Sin embargo, ahora deben resolver rápidamente el vacío de poder que existe en el país y llegar a un consenso con funcionarios, militares y ciudadanos que han aprendido a vivir bajo la protección del régimen chavista.
De vuelta al patio
Para Estados Unidos, esta operación supone la aplicación irrestricta de la Doctrina Monroe, que parecía cosa del pasado y que, en la recién publicada Estrategia de Seguridad Nacional, la administración Trump prometió fortalecer. Washington continúa así con su viejo interés de mantener su área vital alejada de la influencia de otras potencias y promueve una estrecha cooperación con aquellos gobiernos que están en línea con la política estadounidense, como dejó claro al gobierno de Javier Millais en Argentina. De esta manera, Washington busca asegurar su supervivencia en el sentido político y en términos de recursos naturales y energéticos.
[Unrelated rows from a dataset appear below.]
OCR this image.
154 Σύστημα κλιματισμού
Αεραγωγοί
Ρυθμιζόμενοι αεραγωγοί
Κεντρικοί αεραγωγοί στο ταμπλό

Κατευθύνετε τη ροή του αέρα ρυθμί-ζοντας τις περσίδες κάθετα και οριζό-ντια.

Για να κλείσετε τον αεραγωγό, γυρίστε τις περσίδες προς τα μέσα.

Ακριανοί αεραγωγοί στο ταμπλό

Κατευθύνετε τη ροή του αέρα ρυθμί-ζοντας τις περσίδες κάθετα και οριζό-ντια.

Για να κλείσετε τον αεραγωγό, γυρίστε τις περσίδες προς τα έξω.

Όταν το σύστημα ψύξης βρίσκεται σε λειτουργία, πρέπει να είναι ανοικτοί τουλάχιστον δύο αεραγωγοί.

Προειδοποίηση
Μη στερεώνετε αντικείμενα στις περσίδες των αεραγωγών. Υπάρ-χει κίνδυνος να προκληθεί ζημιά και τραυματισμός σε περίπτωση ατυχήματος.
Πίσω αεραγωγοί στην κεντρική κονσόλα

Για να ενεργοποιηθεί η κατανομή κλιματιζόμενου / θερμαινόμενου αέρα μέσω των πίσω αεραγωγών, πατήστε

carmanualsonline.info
Todavía quedan muchas piezas por encajar, y el resultado del rompecabezas geopolítico actualmente no está claro y hay más preguntas que respuestas en el tablero. Lo que está claro es que la caída de Maduro y el eclipse del Cartel de Los Soles marcarán el comienzo de una nueva era en la geopolítica en la que Estados Unidos busca nuevamente un papel de liderazgo que garantice la estabilidad en un mundo cada vez más inestable.